Le fleuve Saint-Laurent à l’honneur


9 septembre 2014 à 9h43

L’artiste québécoise Marie-Rioux, représentée par la galerie Abbozzo à Toronto, a choisi l’Alliance française (jusqu’au 15 octobre) pour dévoiler une série de tableaux intitulée Le Saint-Laurent: empreintes.

Le fleuve est une affaire de famille pour Marie Rioux. «Mon père nous a donné l’amour de l’océan et du fleuve», se souvient l’artiste peintre. Elle n’aurait jamais pensé faire une série de tableaux sur le Saint-Laurent, car au départ, celle qui a fait ses classes à l’École des arts visuels de l’Université Laval, à Québec, baignait plus du côté de l’art abstrait.

Ici, nulle reproduction de photographies, nul dessin ne précèdent le travail de l’artiste; les bribes de souvenirs apparaissent comme seul support du peintre.

Dans les tableaux exposés de Marie Rioux, l’hiver a pris possession des lieux. Le blanc, le gris, le bleu, le gris vert et le gris bleu traversent le fleuve. La poudrerie enveloppe les silhouettes qui s’effacent sous l’immensité de la terre et du ciel et disparaissent parfois, laissant place à un paysage désertique.

Le thème du Saint-Laurent s’est imposé naturellement à l’artiste. Marie-Rioux, «la fille de Québec» habite dans la Vieille Ville et son atelier se trouve de l’autre côté du fleuve, à Lévis. Son quotidien est rythmé par ses allées et venues sur le traversier et lorsqu’elle se trouve au milieu du fleuve, elle est «enveloppée de grisaille», ce qui explique le peu de couleurs.

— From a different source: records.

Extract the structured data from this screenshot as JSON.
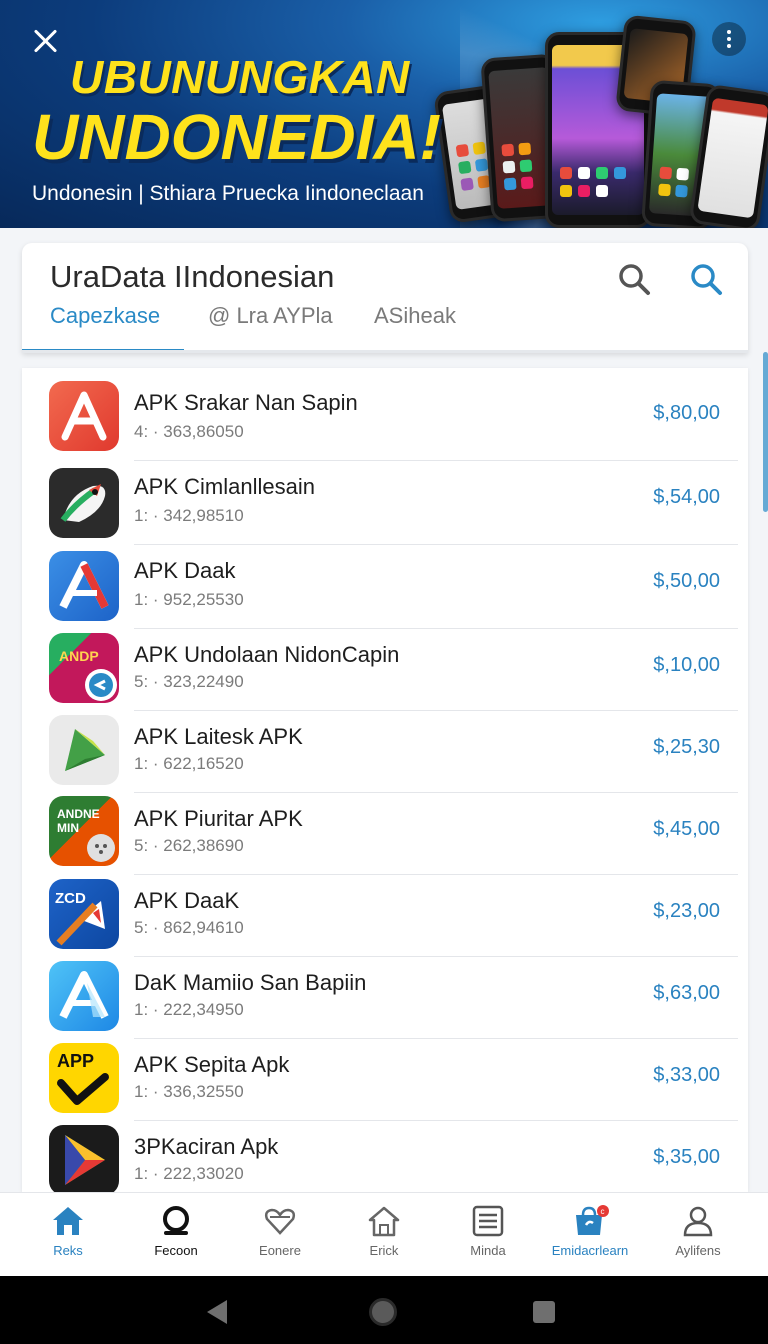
{
  "banner": {
    "title_line1": "UBUNUNGKAN",
    "title_line2": "UNDONEDIA!",
    "subtitle": "Undonesin | Sthiara Pruecka  Iindoneclaan"
  },
  "header": {
    "title": "UraData IIndonesian",
    "tabs": [
      {
        "label": "Capezkase",
        "active": true
      },
      {
        "label": "@ Lra AYPla",
        "active": false
      },
      {
        "label": "ASiheak",
        "active": false
      }
    ]
  },
  "apps": [
    {
      "name": "APK Srakar Nan Sapin",
      "meta": "4: · 363,86050",
      "price": "$,80,00",
      "icon": "letter-a-orange-icon"
    },
    {
      "name": "APK Cimlanllesain",
      "meta": "1: · 342,98510",
      "price": "$,54,00",
      "icon": "bird-icon"
    },
    {
      "name": "APK Daak",
      "meta": "1: · 952,25530",
      "price": "$,50,00",
      "icon": "letter-a-blue-red-icon"
    },
    {
      "name": "APK Undolaan NidonCapin",
      "meta": "5: · 323,22490",
      "price": "$,10,00",
      "icon": "android-chat-icon"
    },
    {
      "name": "APK Laitesk APK",
      "meta": "1: · 622,16520",
      "price": "$,25,30",
      "icon": "green-arrow-icon"
    },
    {
      "name": "APK Piuritar APK",
      "meta": "5: · 262,38690",
      "price": "$,45,00",
      "icon": "android-orange-icon"
    },
    {
      "name": "APK DaaK",
      "meta": "5: · 862,94610",
      "price": "$,23,00",
      "icon": "zcd-blue-icon"
    },
    {
      "name": "DaK Mamiio San Bapiin",
      "meta": "1: · 222,34950",
      "price": "$,63,00",
      "icon": "letter-a-cyan-icon"
    },
    {
      "name": "APK Sepita Apk",
      "meta": "1: · 336,32550",
      "price": "$,33,00",
      "icon": "app-yellow-icon"
    },
    {
      "name": "3PKaciran Apk",
      "meta": "1: · 222,33020",
      "price": "$,35,00",
      "icon": "play-triangle-icon"
    }
  ],
  "nav": [
    {
      "label": "Reks",
      "icon": "home-icon",
      "state": "active"
    },
    {
      "label": "Fecoon",
      "icon": "search-icon",
      "state": "dark"
    },
    {
      "label": "Eonere",
      "icon": "heart-icon",
      "state": "normal"
    },
    {
      "label": "Erick",
      "icon": "house-outline-icon",
      "state": "normal"
    },
    {
      "label": "Minda",
      "icon": "list-icon",
      "state": "normal"
    },
    {
      "label": "Emidacrlearn",
      "icon": "shopping-bag-icon",
      "state": "active",
      "badge": "c"
    },
    {
      "label": "Aylifens",
      "icon": "person-icon",
      "state": "normal"
    }
  ],
  "colors": {
    "accent": "#2a8ac6",
    "price": "#2a82c0",
    "banner_title": "#ffe21c",
    "banner_bg": "#0c3c7c"
  }
}
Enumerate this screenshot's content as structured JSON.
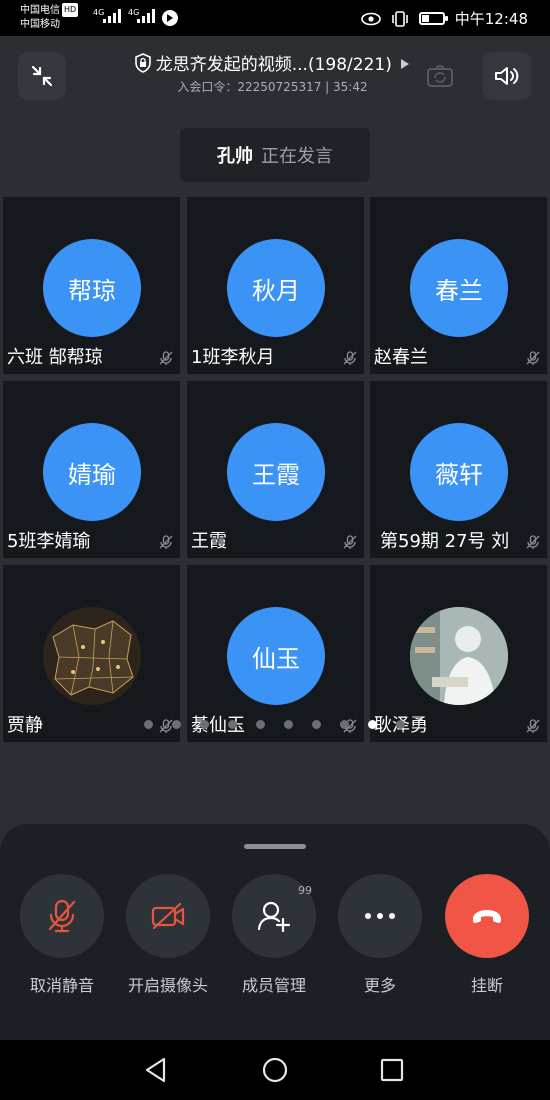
{
  "status_bar": {
    "carrier1": "中国电信",
    "hd": "HD",
    "carrier2": "中国移动",
    "net1": "4G",
    "net2": "4G",
    "time": "中午12:48"
  },
  "header": {
    "title": "龙思齐发起的视频...(198/221)",
    "meeting_code_label": "入会口令：",
    "meeting_code": "22250725317",
    "separator": " | ",
    "duration": "35:42"
  },
  "speaker": {
    "name": "孔帅",
    "status": "正在发言"
  },
  "participants": [
    {
      "avatar_text": "帮琼",
      "name": "六班 郜帮琼",
      "avatar_type": "text"
    },
    {
      "avatar_text": "秋月",
      "name": "1班李秋月",
      "avatar_type": "text"
    },
    {
      "avatar_text": "春兰",
      "name": "赵春兰",
      "avatar_type": "text"
    },
    {
      "avatar_text": "婧瑜",
      "name": "5班李婧瑜",
      "avatar_type": "text"
    },
    {
      "avatar_text": "王霞",
      "name": "王霞",
      "avatar_type": "text"
    },
    {
      "avatar_text": "薇轩",
      "name": "第59期 27号 刘",
      "avatar_type": "text"
    },
    {
      "avatar_text": "",
      "name": "贾静",
      "avatar_type": "photo-map"
    },
    {
      "avatar_text": "仙玉",
      "name": "綦仙玉",
      "avatar_type": "text"
    },
    {
      "avatar_text": "",
      "name": "耿泽勇",
      "avatar_type": "photo-person"
    }
  ],
  "pagination": {
    "current": 9,
    "total": 10
  },
  "controls": {
    "unmute": "取消静音",
    "camera": "开启摄像头",
    "members": "成员管理",
    "members_badge": "99",
    "more": "更多",
    "hangup": "挂断"
  },
  "colors": {
    "avatar_blue": "#3a93f5",
    "hangup_red": "#f05545",
    "disabled_icon_red": "#e8553f"
  }
}
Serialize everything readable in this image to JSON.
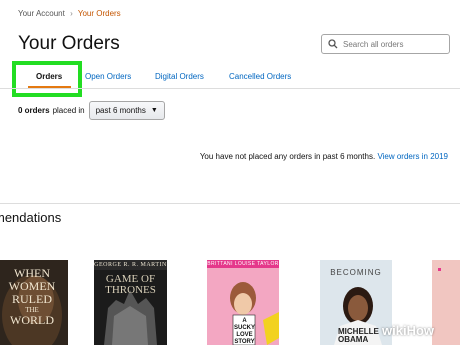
{
  "breadcrumb": {
    "root": "Your Account",
    "separator": "›",
    "current": "Your Orders"
  },
  "page_title": "Your Orders",
  "search": {
    "placeholder": "Search all orders"
  },
  "tabs": [
    {
      "label": "Orders",
      "active": true
    },
    {
      "label": "Open Orders",
      "active": false
    },
    {
      "label": "Digital Orders",
      "active": false
    },
    {
      "label": "Cancelled Orders",
      "active": false
    }
  ],
  "filter": {
    "count": "0 orders",
    "placed_in": "placed in",
    "period": "past 6 months"
  },
  "empty_state": {
    "message": "You have not placed any orders in past 6 months.",
    "link": "View orders in 2019"
  },
  "recommendations": {
    "heading": "mendations",
    "books": [
      {
        "title_lines": [
          "WHEN",
          "WOMEN",
          "RULED",
          "THE",
          "WORLD"
        ]
      },
      {
        "author": "GEORGE R. R. MARTIN",
        "title": "GAME OF THRONES"
      },
      {
        "author": "BRITTANI LOUISE TAYLOR",
        "title": "A SUCKY LOVE STORY"
      },
      {
        "title": "BECOMING",
        "author": "MICHELLE OBAMA"
      },
      {
        "title": ""
      }
    ]
  },
  "watermark": "wikiHow",
  "colors": {
    "link": "#0066c0",
    "accent_orange": "#e47911",
    "highlight_green": "#22dd22",
    "breadcrumb_current": "#c45500"
  }
}
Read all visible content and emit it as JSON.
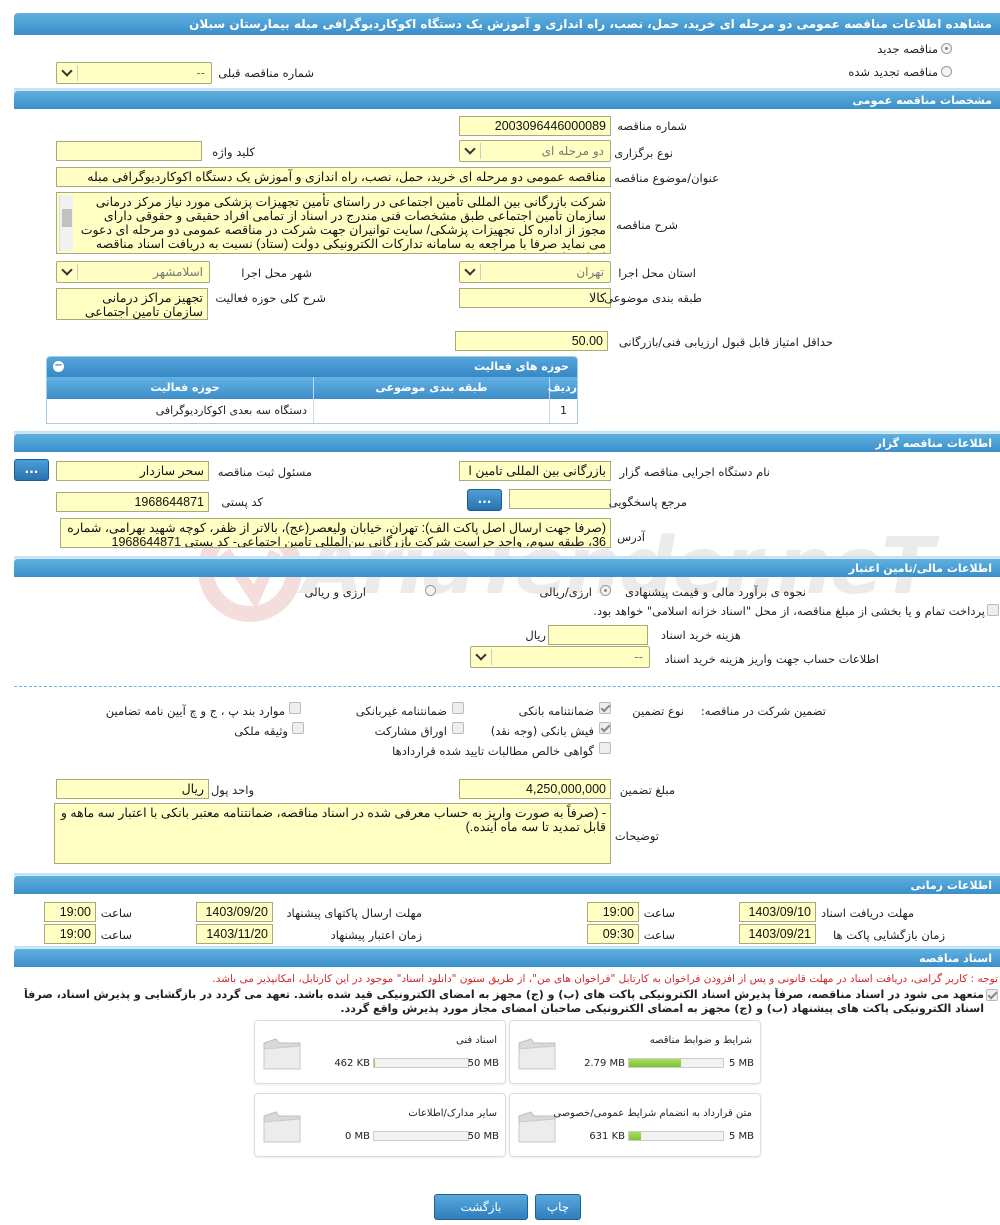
{
  "page_title": "مشاهده اطلاعات مناقصه عمومی دو مرحله ای خرید، حمل، نصب، راه اندازی و آموزش یک دستگاه اکوکاردیوگرافی مبله بیمارستان سبلان",
  "watermark": "AriaTender.neT",
  "tender_type": {
    "new_label": "مناقصه جدید",
    "renewed_label": "مناقصه تجدید شده",
    "prev_number_label": "شماره مناقصه قبلی",
    "prev_number_value": "--"
  },
  "general": {
    "section_title": "مشخصات مناقصه عمومی",
    "number_label": "شماره مناقصه",
    "number_value": "2003096446000089",
    "holding_type_label": "نوع برگزاری",
    "holding_type_value": "دو مرحله ای",
    "keyword_label": "کلید واژه",
    "keyword_value": "",
    "subject_label": "عنوان/موضوع مناقصه",
    "subject_value": "مناقصه عمومی دو مرحله ای خرید، حمل، نصب، راه اندازی و آموزش یک دستگاه اکوکاردیوگرافی مبله",
    "description_label": "شرح مناقصه",
    "description_value": "شرکت بازرگانی بین المللی تأمین اجتماعی در راستای تأمین تجهیزات پزشکی مورد نیاز مرکز درمانی سازمان تأمین اجتماعی طبق مشخصات فنی مندرج در اسناد از تمامی افراد حقیقی و حقوقی دارای مجوز از اداره کل تجهیزات پزشکی/ سایت توانیران جهت شرکت در مناقصه عمومی دو مرحله ای دعوت می نماید صرفا با مراجعه به سامانه تدارکات الکترونیکی دولت (ستاد) نسبت به دریافت اسناد مناقصه اقدام و اسناد",
    "province_label": "استان محل اجرا",
    "province_value": "تهران",
    "city_label": "شهر محل اجرا",
    "city_value": "اسلامشهر",
    "category_label": "طبقه بندی موضوعی",
    "category_value": "کالا",
    "activity_desc_label": "شرح کلی حوزه فعالیت",
    "activity_desc_value": "تجهیز مراکز درمانی سازمان تامین اجتماعی",
    "min_score_label": "حداقل امتیاز قابل قبول ارزیابی فنی/بازرگانی",
    "min_score_value": "50.00"
  },
  "activity_grid": {
    "title": "حوزه های فعالیت",
    "toggle": "−",
    "headers": [
      "ردیف",
      "طبقه بندی موضوعی",
      "حوزه فعالیت"
    ],
    "rows": [
      {
        "idx": "1",
        "category": "",
        "field": "دستگاه سه بعدی اکوکاردیوگرافی"
      }
    ]
  },
  "organizer": {
    "section_title": "اطلاعات مناقصه گزار",
    "org_name_label": "نام دستگاه اجرایی مناقصه گزار",
    "org_name_value": "بازرگانی بین المللی تامین ا",
    "registrar_label": "مسئول ثبت مناقصه",
    "registrar_value": "سحر سازدار",
    "dots": "...",
    "responder_label": "مرجع پاسخگویی",
    "responder_value": "",
    "postal_label": "کد پستی",
    "postal_value": "1968644871",
    "address_label": "آدرس",
    "address_value": "(صرفا جهت ارسال اصل پاکت الف): تهران، خیابان ولیعصر(عج)، بالاتر از ظفر، کوچه شهید بهرامی، شماره 36، طبقه سوم، واحد حراست شرکت بازرگانی بین‌المللی تامین اجتماعی- کد پستی 1968644871"
  },
  "finance": {
    "section_title": "اطلاعات مالی/تامین اعتبار",
    "estimate_label": "نحوه ی برآورد مالی و قیمت پیشنهادی",
    "opt_currency": "ارزی/ریالی",
    "opt_currency_fx": "ارزی و ریالی",
    "treasury_note": "پرداخت تمام و یا بخشی از مبلغ مناقصه، از محل \"اسناد خزانه اسلامی\" خواهد بود.",
    "doc_fee_label": "هزینه خرید اسناد",
    "doc_fee_value": "",
    "doc_fee_unit": "ریال",
    "account_label": "اطلاعات حساب جهت واریز هزینه خرید اسناد",
    "account_value": "--"
  },
  "guarantee": {
    "title": "تضمین شرکت در مناقصه:",
    "type_label": "نوع تضمین",
    "opts": {
      "bank_guarantee": "ضمانتنامه بانکی",
      "nonbank_guarantee": "ضمانتنامه غیربانکی",
      "items_b_j_ch": "موارد بند پ ، ج و چ آیین نامه تضامین",
      "bank_receipt": "فیش بانکی (وجه نقد)",
      "partnership_bonds": "اوراق مشارکت",
      "property_bond": "وثیقه ملکی",
      "certified_claims": "گواهی خالص مطالبات تایید شده قراردادها"
    },
    "amount_label": "مبلغ تضمین",
    "amount_value": "4,250,000,000",
    "currency_label": "واحد پول",
    "currency_value": "ریال",
    "notes_label": "توضیحات",
    "notes_value": "- (صرفاً به صورت واریز به حساب معرفی شده در اسناد مناقصه، ضمانتنامه معتبر بانکی با اعتبار سه ماهه و قابل تمدید تا سه ماه آینده.)"
  },
  "timing": {
    "section_title": "اطلاعات زمانی",
    "receive_deadline_label": "مهلت دریافت اسناد",
    "receive_deadline_date": "1403/09/10",
    "receive_deadline_time": "19:00",
    "send_deadline_label": "مهلت ارسال پاکتهای پیشنهاد",
    "send_deadline_date": "1403/09/20",
    "send_deadline_time": "19:00",
    "opening_label": "زمان بازگشایی پاکت ها",
    "opening_date": "1403/09/21",
    "opening_time": "09:30",
    "validity_label": "زمان اعتبار پیشنهاد",
    "validity_date": "1403/11/20",
    "validity_time": "19:00",
    "time_label": "ساعت"
  },
  "documents": {
    "section_title": "اسناد مناقصه",
    "notice_red": "توجه : کاربر گرامی، دریافت اسناد در مهلت قانونی و پس از افزودن فراخوان به کارتابل \"فراخوان های من\"، از طریق ستون \"دانلود اسناد\" موجود در این کارتابل، امکانپذیر می باشد.",
    "commit_text": "متعهد می شود در اسناد مناقصه، صرفاً پذیرش اسناد الکترونیکی پاکت های (ب) و (ج) مجهز به امضای الکترونیکی قید شده باشد. تعهد می گردد در بازگشایی و پذیرش اسناد، صرفاً اسناد الکترونیکی پاکت های پیشنهاد (ب) و (ج) مجهز به امضای الکترونیکی صاحبان امضای مجاز مورد پذیرش واقع گردد.",
    "files": [
      {
        "name": "شرایط و ضوابط مناقصه",
        "size": "2.79 MB",
        "max": "5 MB",
        "fraction": 0.558
      },
      {
        "name": "اسناد فنی",
        "size": "462 KB",
        "max": "50 MB",
        "fraction": 0.009
      },
      {
        "name": "متن قرارداد به انضمام شرایط عمومی/خصوصی",
        "size": "631 KB",
        "max": "5 MB",
        "fraction": 0.123
      },
      {
        "name": "سایر مدارک/اطلاعات",
        "size": "0 MB",
        "max": "50 MB",
        "fraction": 0.0
      }
    ]
  },
  "buttons": {
    "print": "چاپ",
    "back": "بازگشت"
  }
}
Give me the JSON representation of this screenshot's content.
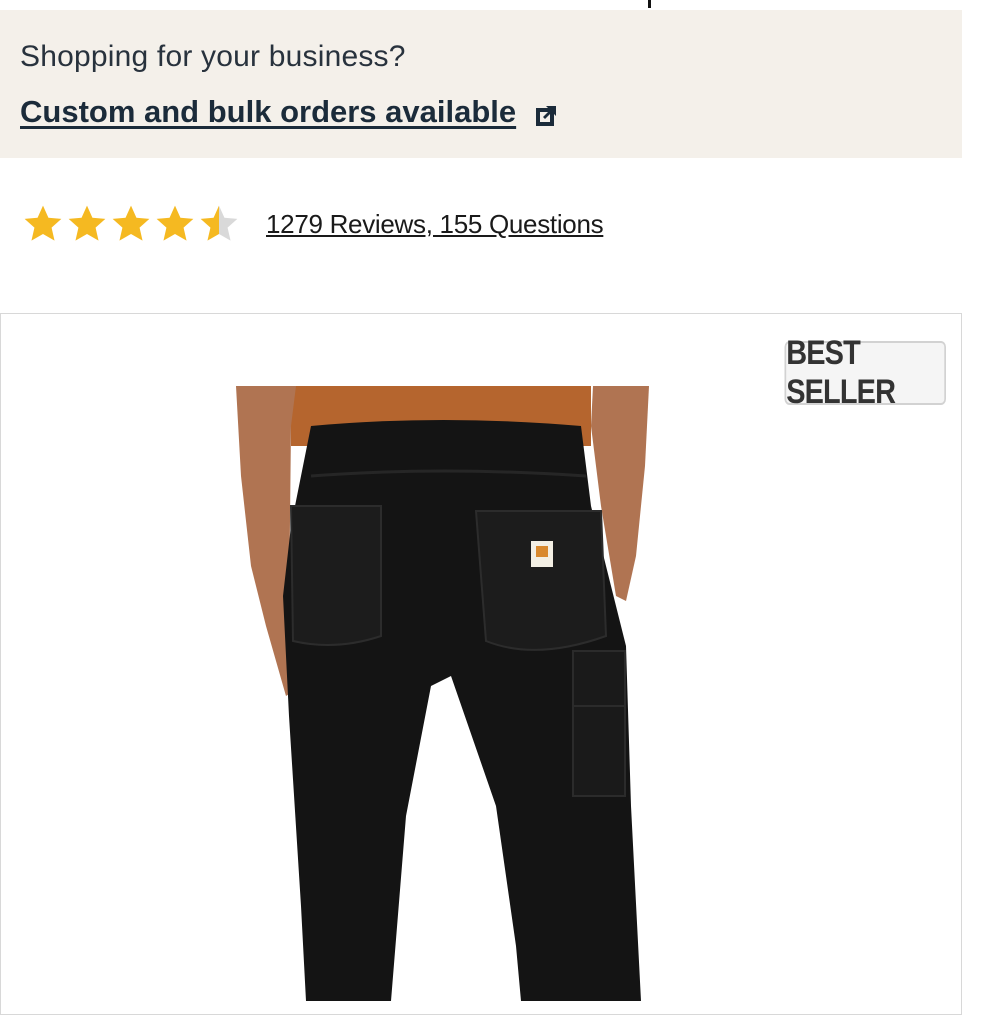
{
  "banner": {
    "question": "Shopping for your business?",
    "link_label": "Custom and bulk orders available",
    "link_icon": "external-link-icon"
  },
  "rating": {
    "value": 4.5,
    "max": 5,
    "star_color": "#f5b921",
    "reviews_label": "1279 Reviews, 155 Questions"
  },
  "product": {
    "badge": "BEST SELLER",
    "image_icon": "product-photo"
  },
  "colors": {
    "banner_bg": "#f4f0ea",
    "text": "#1b2b3a"
  }
}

De temps en temps, de l’orange fluo apparaît; un trait, un personnage, comme une touche délinquante venant relever l’univers dramatique des tableaux. La couleur représente le «côté artificiel dans la nature, dans l’environnement»; souvent, lorsqu’elle se promène, l’artiste peintre aperçoit des travailleurs en «tunique orange».

Les silhouettes paraissent minuscules sur les toiles. Ce ne sont ni des femmes, ni des hommes. C’est l’être humain qui est représenté dans sa condition de simple mortel; une façon de «mettre en lumière la quête de sens de l’homme, sa solitude, son désarroi face à la vastitude de l’univers qui l’entoure et qu’il contrôle mal», selon l’artiste.

Là où elle s’en va lorsqu’elle peint, Marie Rioux ne le sait jamais. Elle laisse au public le soin de se faire sa propre interprétation et de la cataloguer; ni abstrait, ni figuratif, elle pense que son art se situe peut être entre les deux. Ce qui est certain c’est que la magie de l’image opère sur ceux et celles qui laissent leur regard se poser sur les toiles de l’artiste.